One word here as to the child on train or boat. The person who is truly well-bred will not turn and frown on the mother of the tiny baby who, suffering with colic, or sore from traveling, is wailing aloud. Of course the sound is annoying, but it is harder on the poor mortified mother than on any one else. I already hear the question, “Why doesn’t she keep the infant at home then?” Frequently she can not do this. The child may be ill, and be on its way to seashore or mountains to gain health; or the mother may be summoned to see some relative, and can not go unless the baby goes too. Whatever the cause of her going, the fact remains that she derives no pleasure from holding a screaming baby, and her discomfort is turned into positive anguish by the disgusted looks of the women, and the muttered imprecations of the men.
A KINDLY TRAVELER
I saw once under such circumstances a woman who was an honor to her sex. Opposite her in the train sat a young mother, and in her arms was a fretful wailing baby. It was evidently the first baby, and the poor girlish mother was white and weary. At every scream the baby gave she would start nervously, change the little one’s position, look about at the passengers with an expression of pathetic apology,—all the time keeping up a crooning “Sh-h-h!” that produced no effect on the crying atom of humanity. And, as is often the case, the more nervous the mother became, the more nervous did the baby grow, and the louder did he scream. An exclamation of impatience came from a woman seated behind the suffering twain, and, at the same moment, a man in front threw down his paper with a slam and rushed out of the car and into the smoker. Then the woman who was an honor to her sex came across from the seat opposite, and laid a gentle hand on the mother’s shoulder, smiling reassurance in the tear-filled eyes lifted to hers.
TRUE COURTESY
“My dear,” said the soft voice, “you are worn out, and the baby knows it. Let me take him for a minute. No, don’t protest! I have had four of my own, and they are all too big for me to hold in my arms now. I just long to feel that baby against my shoulder! Give him to me! There, now! you poor, tired little mother, put your head down on the back of the seat, and rest!”

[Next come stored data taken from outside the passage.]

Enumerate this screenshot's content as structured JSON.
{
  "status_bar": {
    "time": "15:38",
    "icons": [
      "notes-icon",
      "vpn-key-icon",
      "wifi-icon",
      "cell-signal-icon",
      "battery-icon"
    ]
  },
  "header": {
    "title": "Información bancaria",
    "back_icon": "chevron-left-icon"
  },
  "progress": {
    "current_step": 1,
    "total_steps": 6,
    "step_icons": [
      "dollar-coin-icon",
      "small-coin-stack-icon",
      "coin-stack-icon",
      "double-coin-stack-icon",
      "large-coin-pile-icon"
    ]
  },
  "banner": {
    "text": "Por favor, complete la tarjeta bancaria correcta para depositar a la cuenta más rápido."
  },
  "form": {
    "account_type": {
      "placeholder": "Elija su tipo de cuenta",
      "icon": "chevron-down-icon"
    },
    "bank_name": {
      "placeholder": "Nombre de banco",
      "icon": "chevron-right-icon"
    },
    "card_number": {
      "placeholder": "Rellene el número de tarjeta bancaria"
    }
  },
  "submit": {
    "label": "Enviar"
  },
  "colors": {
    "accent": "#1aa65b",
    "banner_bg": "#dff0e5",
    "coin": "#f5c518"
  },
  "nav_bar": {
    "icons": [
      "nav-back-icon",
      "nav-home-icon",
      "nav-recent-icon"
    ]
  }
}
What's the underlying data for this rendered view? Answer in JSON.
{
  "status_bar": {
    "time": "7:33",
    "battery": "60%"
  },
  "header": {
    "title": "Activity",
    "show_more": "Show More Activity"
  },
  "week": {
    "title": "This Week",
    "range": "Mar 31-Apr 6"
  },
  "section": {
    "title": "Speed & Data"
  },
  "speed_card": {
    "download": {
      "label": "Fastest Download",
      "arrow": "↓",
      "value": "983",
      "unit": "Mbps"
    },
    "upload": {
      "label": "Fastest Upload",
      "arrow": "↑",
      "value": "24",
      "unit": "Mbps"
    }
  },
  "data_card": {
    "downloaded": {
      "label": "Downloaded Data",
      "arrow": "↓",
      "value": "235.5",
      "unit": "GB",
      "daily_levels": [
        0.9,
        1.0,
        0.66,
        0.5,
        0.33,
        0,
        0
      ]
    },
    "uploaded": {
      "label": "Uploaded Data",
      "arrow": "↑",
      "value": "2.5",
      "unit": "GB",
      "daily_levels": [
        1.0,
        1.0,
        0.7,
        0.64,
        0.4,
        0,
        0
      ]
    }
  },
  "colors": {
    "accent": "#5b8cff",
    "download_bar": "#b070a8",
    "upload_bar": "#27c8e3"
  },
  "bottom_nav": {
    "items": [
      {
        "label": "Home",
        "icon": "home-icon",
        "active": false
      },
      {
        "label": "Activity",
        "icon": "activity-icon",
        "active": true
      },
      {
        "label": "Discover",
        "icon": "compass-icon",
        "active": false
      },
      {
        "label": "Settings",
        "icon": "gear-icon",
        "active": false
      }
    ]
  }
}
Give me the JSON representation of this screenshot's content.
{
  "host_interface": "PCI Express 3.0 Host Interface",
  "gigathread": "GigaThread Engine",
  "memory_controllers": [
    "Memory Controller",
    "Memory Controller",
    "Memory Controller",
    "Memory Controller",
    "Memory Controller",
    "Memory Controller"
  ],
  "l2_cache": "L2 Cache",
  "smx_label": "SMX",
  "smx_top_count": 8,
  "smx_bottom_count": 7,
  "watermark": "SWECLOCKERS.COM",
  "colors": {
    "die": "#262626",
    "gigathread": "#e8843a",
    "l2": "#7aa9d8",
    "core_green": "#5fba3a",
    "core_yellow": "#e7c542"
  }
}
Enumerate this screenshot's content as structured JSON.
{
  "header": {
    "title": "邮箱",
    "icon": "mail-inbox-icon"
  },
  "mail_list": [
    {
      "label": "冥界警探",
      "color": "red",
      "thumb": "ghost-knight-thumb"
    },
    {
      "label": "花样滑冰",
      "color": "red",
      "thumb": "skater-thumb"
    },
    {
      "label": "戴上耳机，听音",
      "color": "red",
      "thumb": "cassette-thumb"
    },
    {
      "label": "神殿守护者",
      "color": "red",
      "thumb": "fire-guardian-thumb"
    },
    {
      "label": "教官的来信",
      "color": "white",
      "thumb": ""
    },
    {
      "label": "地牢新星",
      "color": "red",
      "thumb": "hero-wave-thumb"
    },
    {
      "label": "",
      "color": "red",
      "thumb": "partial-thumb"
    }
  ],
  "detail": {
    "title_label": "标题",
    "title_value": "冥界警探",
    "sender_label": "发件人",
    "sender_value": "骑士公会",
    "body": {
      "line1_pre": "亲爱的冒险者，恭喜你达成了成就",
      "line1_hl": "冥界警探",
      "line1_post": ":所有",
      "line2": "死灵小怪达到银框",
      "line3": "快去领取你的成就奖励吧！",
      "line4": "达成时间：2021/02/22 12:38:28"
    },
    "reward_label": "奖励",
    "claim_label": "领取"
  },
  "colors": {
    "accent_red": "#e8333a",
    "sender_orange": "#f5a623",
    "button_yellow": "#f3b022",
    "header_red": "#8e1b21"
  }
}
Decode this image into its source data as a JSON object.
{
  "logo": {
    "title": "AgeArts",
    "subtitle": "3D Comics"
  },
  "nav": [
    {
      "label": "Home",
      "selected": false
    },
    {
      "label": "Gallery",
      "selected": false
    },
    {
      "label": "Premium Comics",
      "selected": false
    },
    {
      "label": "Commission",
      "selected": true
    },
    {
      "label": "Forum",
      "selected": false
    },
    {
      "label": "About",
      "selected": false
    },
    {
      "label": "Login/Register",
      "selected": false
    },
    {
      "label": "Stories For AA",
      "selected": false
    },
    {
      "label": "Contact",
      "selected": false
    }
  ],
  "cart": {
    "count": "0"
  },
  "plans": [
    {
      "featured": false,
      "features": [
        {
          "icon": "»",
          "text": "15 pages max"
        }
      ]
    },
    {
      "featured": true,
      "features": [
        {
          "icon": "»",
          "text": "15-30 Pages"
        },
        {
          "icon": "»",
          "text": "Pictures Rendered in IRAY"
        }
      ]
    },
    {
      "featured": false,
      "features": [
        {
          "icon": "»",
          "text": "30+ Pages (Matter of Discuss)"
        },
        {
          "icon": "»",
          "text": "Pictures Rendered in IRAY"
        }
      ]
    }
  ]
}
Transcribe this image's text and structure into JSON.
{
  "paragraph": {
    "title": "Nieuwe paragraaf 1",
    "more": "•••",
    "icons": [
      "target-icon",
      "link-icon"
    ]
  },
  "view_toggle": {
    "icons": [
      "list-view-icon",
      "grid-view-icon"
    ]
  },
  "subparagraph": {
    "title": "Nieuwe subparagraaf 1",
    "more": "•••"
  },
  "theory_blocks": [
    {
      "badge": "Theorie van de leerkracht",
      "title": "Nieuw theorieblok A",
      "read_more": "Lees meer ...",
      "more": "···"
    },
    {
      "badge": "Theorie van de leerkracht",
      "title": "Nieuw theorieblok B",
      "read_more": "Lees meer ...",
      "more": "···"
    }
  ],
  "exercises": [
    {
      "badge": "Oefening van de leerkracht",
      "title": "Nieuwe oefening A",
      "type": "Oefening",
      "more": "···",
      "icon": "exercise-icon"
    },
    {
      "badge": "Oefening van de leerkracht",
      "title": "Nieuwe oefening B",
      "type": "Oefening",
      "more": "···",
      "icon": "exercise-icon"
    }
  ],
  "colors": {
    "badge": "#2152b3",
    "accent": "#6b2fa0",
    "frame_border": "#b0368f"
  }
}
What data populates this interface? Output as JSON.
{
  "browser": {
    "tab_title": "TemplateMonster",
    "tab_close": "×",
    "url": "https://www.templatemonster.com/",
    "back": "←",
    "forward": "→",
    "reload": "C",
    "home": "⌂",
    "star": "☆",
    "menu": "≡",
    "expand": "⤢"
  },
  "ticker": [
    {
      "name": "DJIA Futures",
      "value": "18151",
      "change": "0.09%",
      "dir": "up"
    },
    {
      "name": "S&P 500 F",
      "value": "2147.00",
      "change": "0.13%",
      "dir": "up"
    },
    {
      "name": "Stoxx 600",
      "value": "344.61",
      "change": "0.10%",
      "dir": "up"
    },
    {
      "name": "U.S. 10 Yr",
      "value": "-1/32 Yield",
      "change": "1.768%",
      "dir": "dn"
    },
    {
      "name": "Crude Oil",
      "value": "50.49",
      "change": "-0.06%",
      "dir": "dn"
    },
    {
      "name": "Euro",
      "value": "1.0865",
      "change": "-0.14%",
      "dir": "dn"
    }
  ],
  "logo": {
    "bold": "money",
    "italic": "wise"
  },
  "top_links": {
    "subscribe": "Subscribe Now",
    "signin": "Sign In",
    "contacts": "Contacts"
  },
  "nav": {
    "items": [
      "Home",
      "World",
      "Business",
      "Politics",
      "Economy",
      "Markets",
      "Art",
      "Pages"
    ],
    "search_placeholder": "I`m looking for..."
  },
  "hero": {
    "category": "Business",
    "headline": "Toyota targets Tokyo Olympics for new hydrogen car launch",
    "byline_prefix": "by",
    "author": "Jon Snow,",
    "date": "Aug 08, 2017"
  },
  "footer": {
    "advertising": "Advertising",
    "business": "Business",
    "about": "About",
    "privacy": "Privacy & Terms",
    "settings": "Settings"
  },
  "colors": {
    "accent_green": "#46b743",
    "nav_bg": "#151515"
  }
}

She took the baby across the aisle, laid him over her shoulder with his head against her cheek, in the comforting way known to all baby-lovers, and in three minutes the cries had subsided and the baby was asleep in the strong motherly arms, where he lay until Jersey City was reached. And the tired little mother fell into a light slumber, too, comforted by the appreciation that she was not alone, nor an intolerable nuisance to all her fellow passengers.
Was not such an act as this woman’s the perfection of true courtesy, the courtesy that forgets itself in trying to make another comfortable?